Hm, was macht denn #OB1_SCAN_1?

Ist dies eine deklarierte Variable im OB1?


----------



## Jochen Kühner (15 Juni 2010)

anne schrieb:


> Hm, was macht denn #OB1_SCAN_1?
> 
> Ist dies eine deklarierte Variable im OB1?



Ja, das ist eine Variable die der OB vom SPS Betriebssystem übergeben bekommt!

Und wenn da ein wert <> 3 drinnsteht, dann ist der zyklus kein freier Zyklus, sondern der letzte war kaltstart, neustart usw...

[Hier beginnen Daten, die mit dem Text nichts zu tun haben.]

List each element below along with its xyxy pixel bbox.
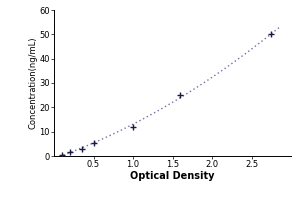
Y-axis label: Concentration(ng/mL): Concentration(ng/mL) bbox=[29, 37, 38, 129]
X-axis label: Optical Density: Optical Density bbox=[130, 171, 215, 181]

Steht in der Step 7 Hilfe zum OB1


----------



## anne (15 Juni 2010)

Danke Jochen!

1) Demzufolge muss diese Variable #OB1_SCAN_1 wohl auch *genau* so heißen, oder?

2) Anstatt "Zyklus1" könnte man doch auch *direkt* den Merker schreiben?

Sorry, hab' grad kein STEP7 hier, so dass ich nicht in die Hilfe schauen kann.


----------



## Jochen Kühner (15 Juni 2010)

anne schrieb:


> Danke Jochen!
> 
> 1) Demzufolge muss diese Variable #OB1_SCAN_1 wohl auch *genau* so heißen, oder?
> 
> ...



Wenn du die OBs aus den Standart Librarys nimmst, heissen die Variablen so. Ich denke aber der name ist nicht wichtig, sondern die Adresse, also die position in der Liste!

Ja, Zyklus1 ist ja eine lokalvariable!


----------



## MSB (15 Juni 2010)

OB1_Scan_1, ist ein Byte von 20 Byte Standard-Lokaldaten im OB1,
ganz präzise das Lokalbyte 1, also LB1

Zyklus1 ist der Symbolische Name des Merkers, hier laut Kommentar vermutlich M0.2

Mfg
Manuel


----------



## PN/DP (15 Juni 2010)

Ja, es ist genauso wie MSB mittlerweile für mich beantwortet hat:
*#OB1_SCAN_1* ist eine der Standard-Lokalvariablen des OB1, siehe Hilfe zum OB1
*"Zyklus1"* ist der symbolische Name meines globalen Merkers M0.2

Gruß
Harald


----------



## PN/DP (15 Juni 2010)

*Standard-TEMP-Variablen des OB1*

Wer grad' kein Step7 zur Hand hat:
S7-300/400 System- und Standardfunktionen

Zitat:



Gruß
Harald


----------



## anne (16 Juni 2010)

PN/DP schrieb:


> *"Zyklus1"* ist der symbolische Name meines globalen Merkers M0.2
> 
> Gruß
> Harald


 
Das würde aber bedeuten, dass das Ganze noch irgendwo *aufgerufen *werden muss, damit dann der Merker M0.2* übergeben* werden kann, oder nicht?


----------



## PN/DP (16 Juni 2010)

*Anwendung Merker "ZYKLUS1"*



anne schrieb:


> Das würde aber bedeuten, dass das Ganze noch irgendwo *aufgerufen *werden muss, damit dann der Merker M0.2* übergeben* werden kann, oder nicht?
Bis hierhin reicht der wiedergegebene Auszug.